The idea with this is that you draw the samples separately from the distribution for each variable, and then use the Iman & Connover approach to make the samples (as close) to the target correlations as possible.
That is a FAQ. Here is one answer using a recommended package:
R> library(MASS)
R> example(mvrnorm)
mvrnrmR> Sigma <- matrix(c(10,3,3,2),2,2)
mvrnrmR> Sigma
[,1] [,2]
[1,] 10 3
[2,] 3 2
mvrnrmR> var(mvrnorm(n=1000, rep(0, 2), Sigma))
[,1] [,2]
[1,] 8.82287 2.63987
[2,] 2.63987 1.93637
mvrnrmR> var(mvrnorm(n=1000, rep(0, 2), Sigma, empirical = TRUE))
[,1] [,2]
[1,] 10 3
[2,] 3 2
R>
Switching between correlation and covariance is straightforward (hint: outer product of vector of standard deviations).
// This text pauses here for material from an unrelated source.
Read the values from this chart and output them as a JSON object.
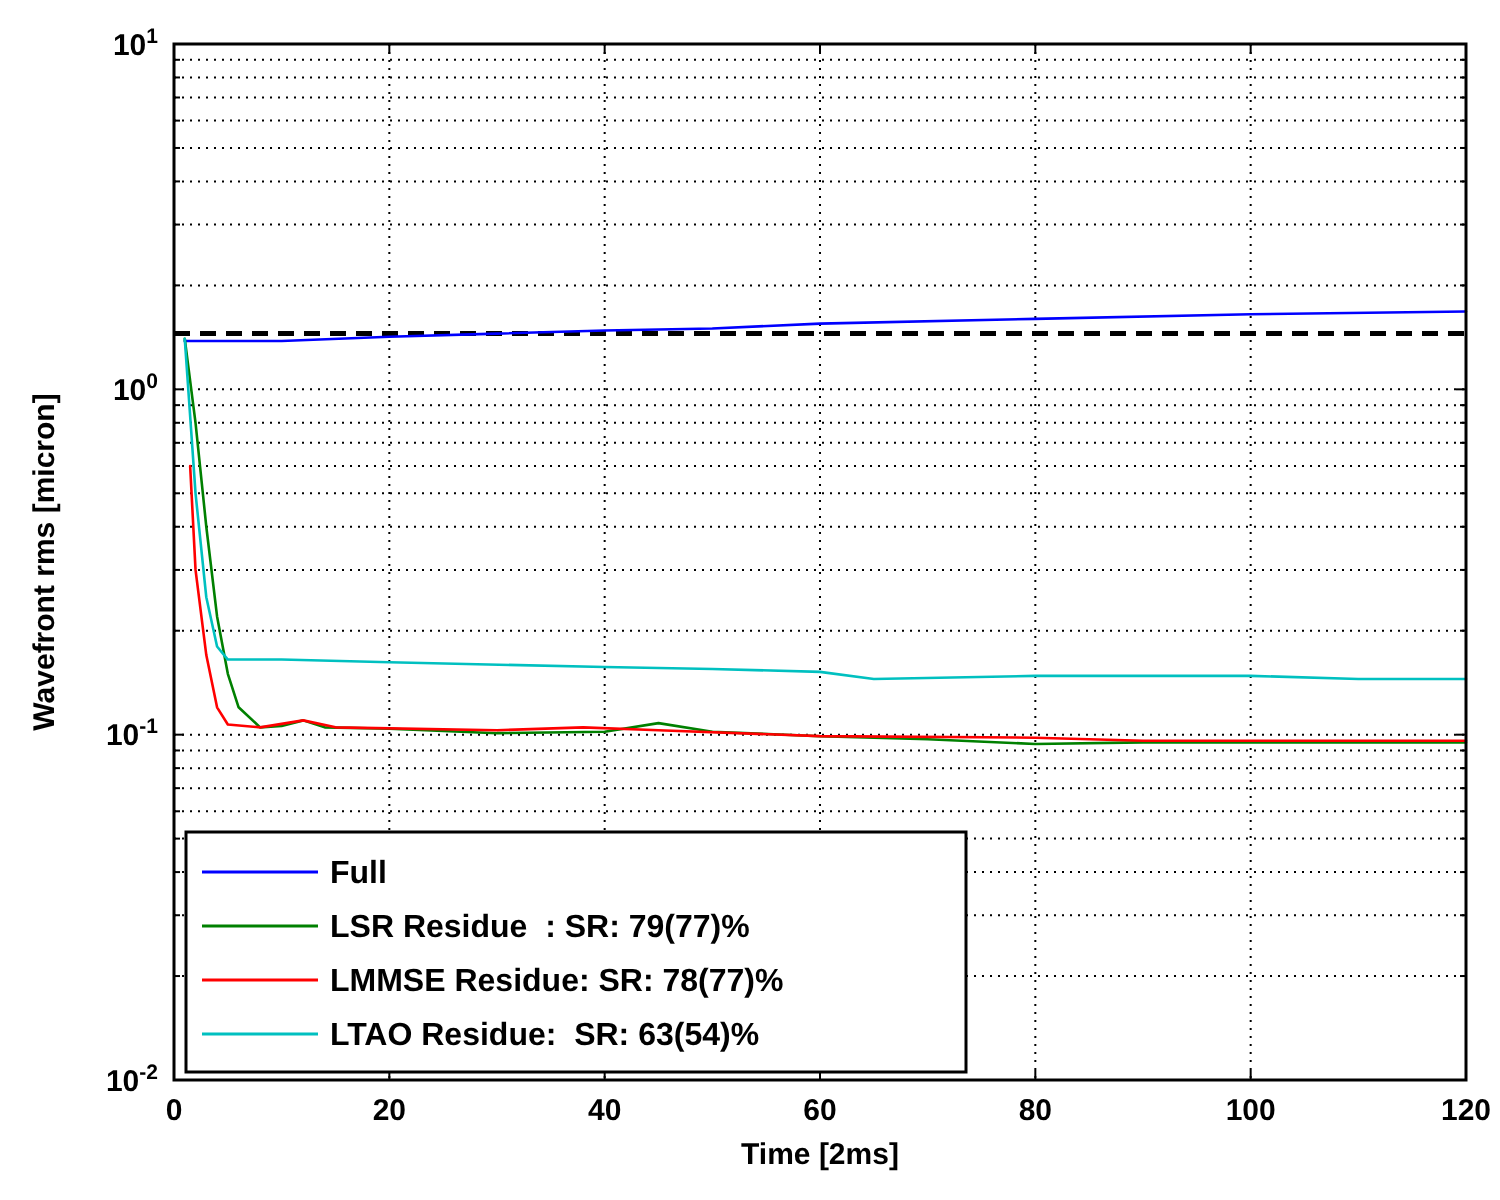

This question was not tagged as python, but based on your comment it looks like you might be looking for a Python solution as well. The most basic Python implementation of Iman Convover, that I can concoct looks like the following in Python (actually numpy):
def makeCorrelated( y, corMatrix ):
c = multivariate_normal(zeros(size( y, 0 ) ) , corMatrix, size( y, 1 ) )
key = argsort( argsort(c, axis=0), axis=0 ).T
out = map(take, map(sort, y), key)
out = array(out)
return out
where y is an array of samples from the marginal distributions and corMatrix is a positive semi definite, symmetric correlation matrix. Given that this function uses multivariate_normal() for the c matrix, you can tell this uses an implied Gaussian Copula. To use different copula structures you'll need to use different drivers for the c matrix.